To reduce the impacts of global warming, like the ones present on the Connecticut coastline, Save the Sound suggests that shifts towards renewable energy and carbon reductions in the transportation industry are key for lowering greenhouse gas emissions and reaching future GWSA benchmarks.
“Climate change is changing the physical and chemical composition of our oceans and our water bodies,” Rothenberger said. “We have a lot of people and a lot of infrastructure that lie right along Long Island Sound.”
Rothenberger said that dealing with the effects of climate change along the Sound is going to be very expensive but that investing in making buildings and the coast able to withstand the changes is “appropriate and a commonsense way to help reduce the costs we will eventually be on the hook for dealing with.”

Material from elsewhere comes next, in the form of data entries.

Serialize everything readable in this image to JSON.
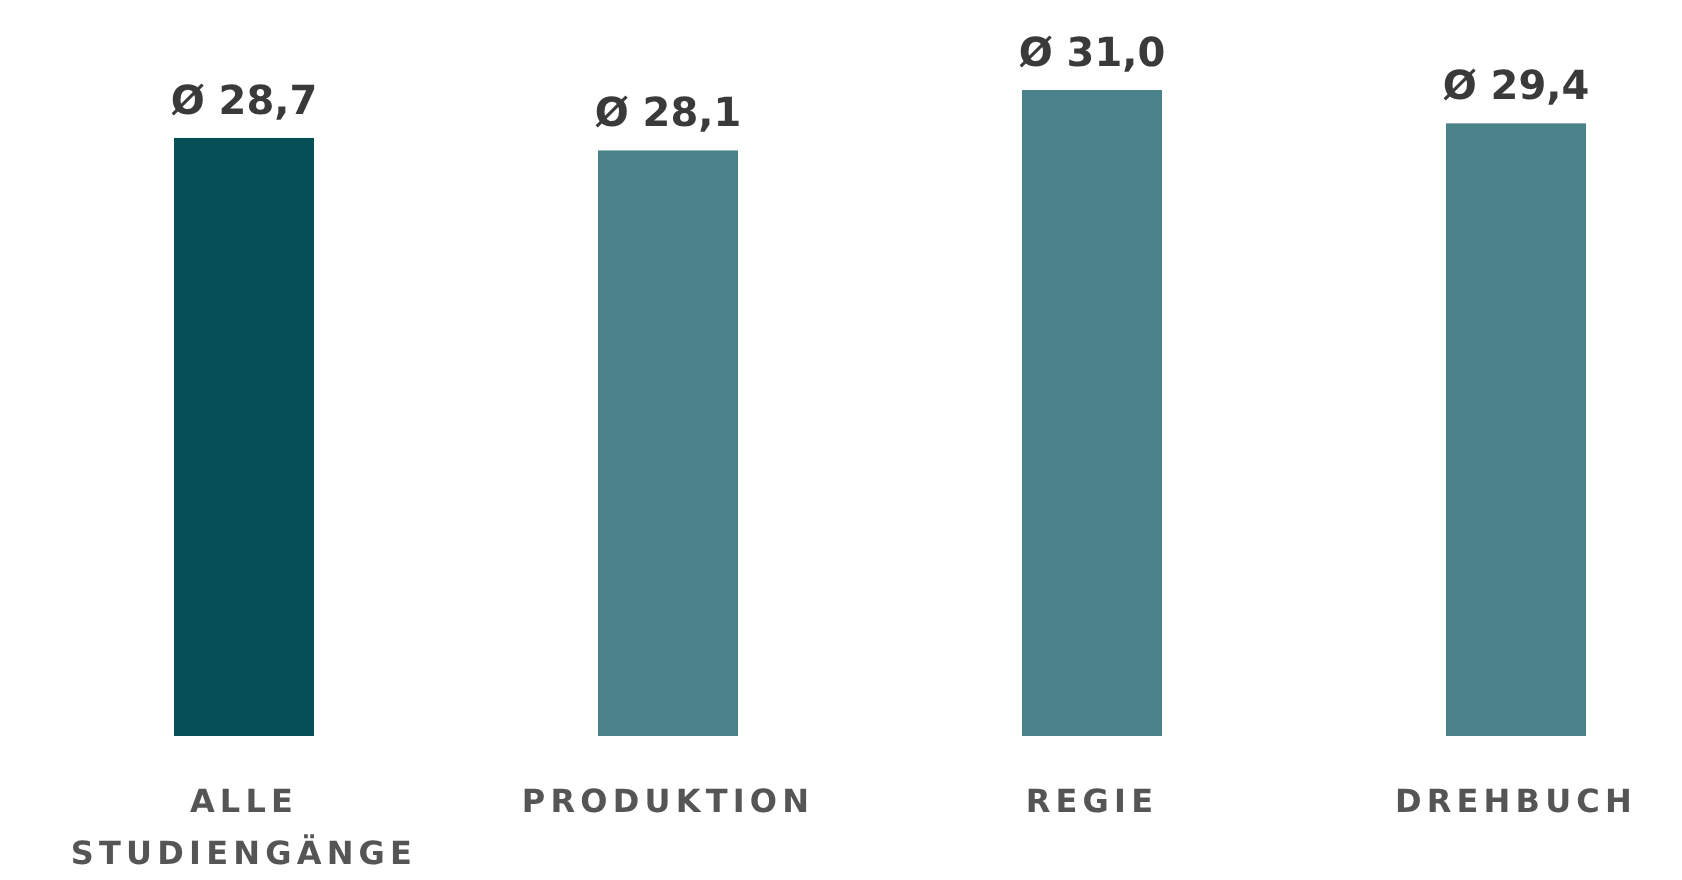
{
  "chart_data": {
    "type": "bar",
    "categories": [
      "ALLE STUDIENGÄNGE",
      "PRODUKTION",
      "REGIE",
      "DREHBUCH"
    ],
    "values": [
      28.7,
      28.1,
      31.0,
      29.4
    ],
    "colors": [
      "#034f55",
      "#4a828a",
      "#4a828a",
      "#4a828a"
    ],
    "value_labels": [
      "Ø 28,7",
      "Ø 28,1",
      "Ø 31,0",
      "Ø 29,4"
    ]
  }
}
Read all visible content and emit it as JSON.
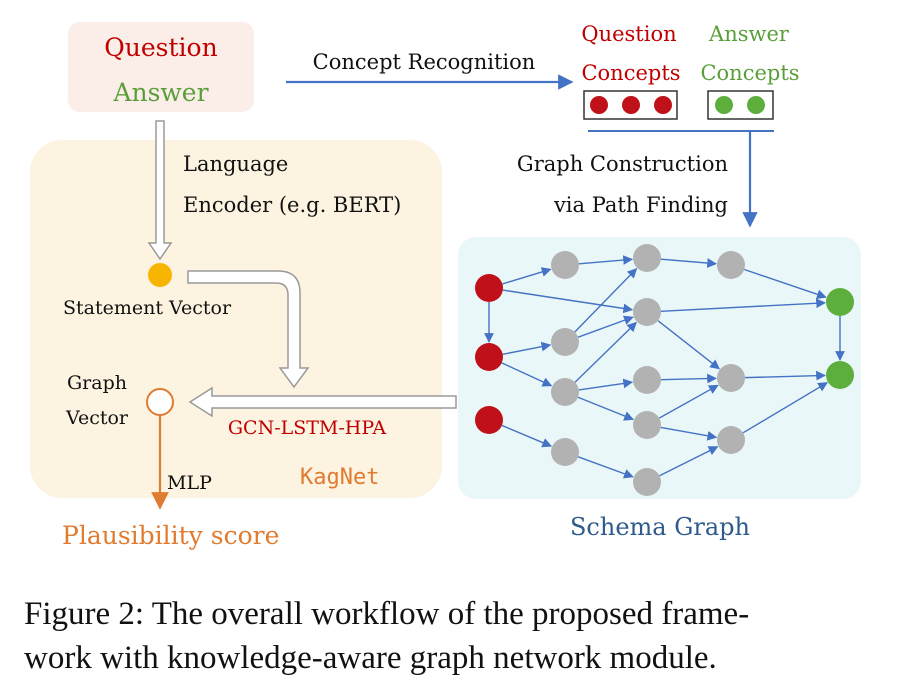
{
  "input_box": {
    "question_label": "Question",
    "answer_label": "Answer"
  },
  "concept_recognition_label": "Concept Recognition",
  "question_concepts": {
    "line1": "Question",
    "line2": "Concepts",
    "count": 3
  },
  "answer_concepts": {
    "line1": "Answer",
    "line2": "Concepts",
    "count": 2
  },
  "graph_construction": {
    "line1": "Graph Construction",
    "line2": "via Path Finding"
  },
  "kagnet_panel": {
    "encoder_line1": "Language",
    "encoder_line2": "Encoder (e.g. BERT)",
    "statement_vector_label": "Statement Vector",
    "graph_vector_line1": "Graph",
    "graph_vector_line2": "Vector",
    "gcn_label": "GCN-LSTM-HPA",
    "mlp_label": "MLP",
    "kagnet_label": "KagNet"
  },
  "output_label": "Plausibility score",
  "schema_graph_label": "Schema Graph",
  "caption": {
    "line1": "Figure 2: The overall workflow of the proposed frame-",
    "line2": "work with knowledge-aware graph network module."
  },
  "colors": {
    "question_red": "#c00000",
    "answer_green": "#5a9e3a",
    "node_red": "#c0101a",
    "node_green": "#5eae3e",
    "node_gray": "#b2b2b2",
    "edge_blue": "#4472c4",
    "orange": "#e07b30",
    "kagnet_panel_bg": "#fdf3e1",
    "schema_panel_bg": "#eaf7f9",
    "input_box_bg": "#fbeee8",
    "schema_title_blue": "#2e5a8c",
    "gold_node": "#f7b500"
  }
}
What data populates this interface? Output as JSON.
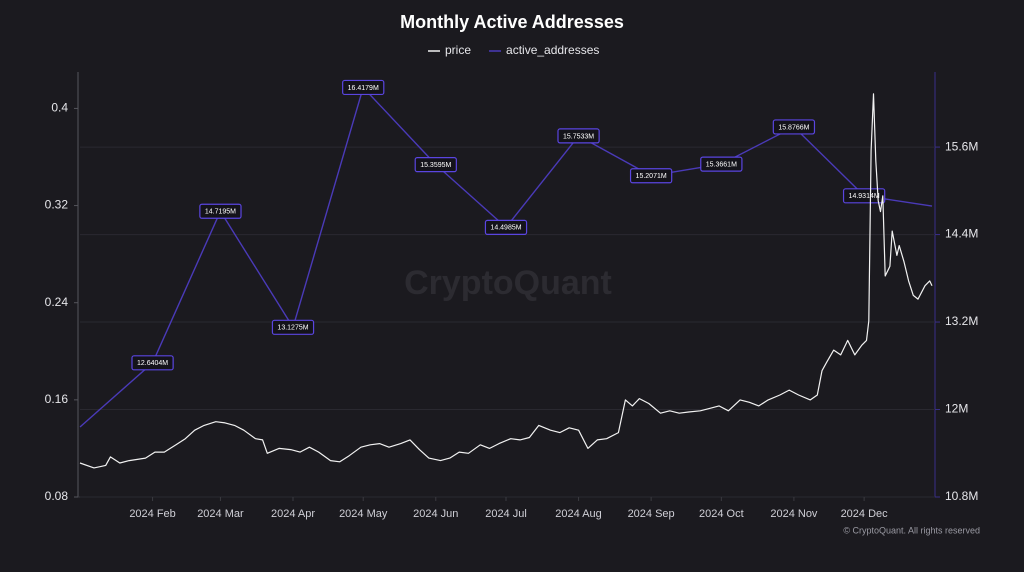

Milford created a Hazardous Weather Action Plan for 2024-2029, and the National Weather Service designated the city as “StormReady” as part of a program that recognizes communities with high levels of severe weather preparedness.
Residents like Covaleski also remain prepared for future storms.
“We still have lifejackets under the bed,” Covaleski admitted with laughter.
Maleena Muzio is studying journalism at the University of Connecticut. This story is republished via CT Community News, a service of the Connecticut Student Journalism Collaborative, an organization sponsored by journalism departments at college and university campuses across the state.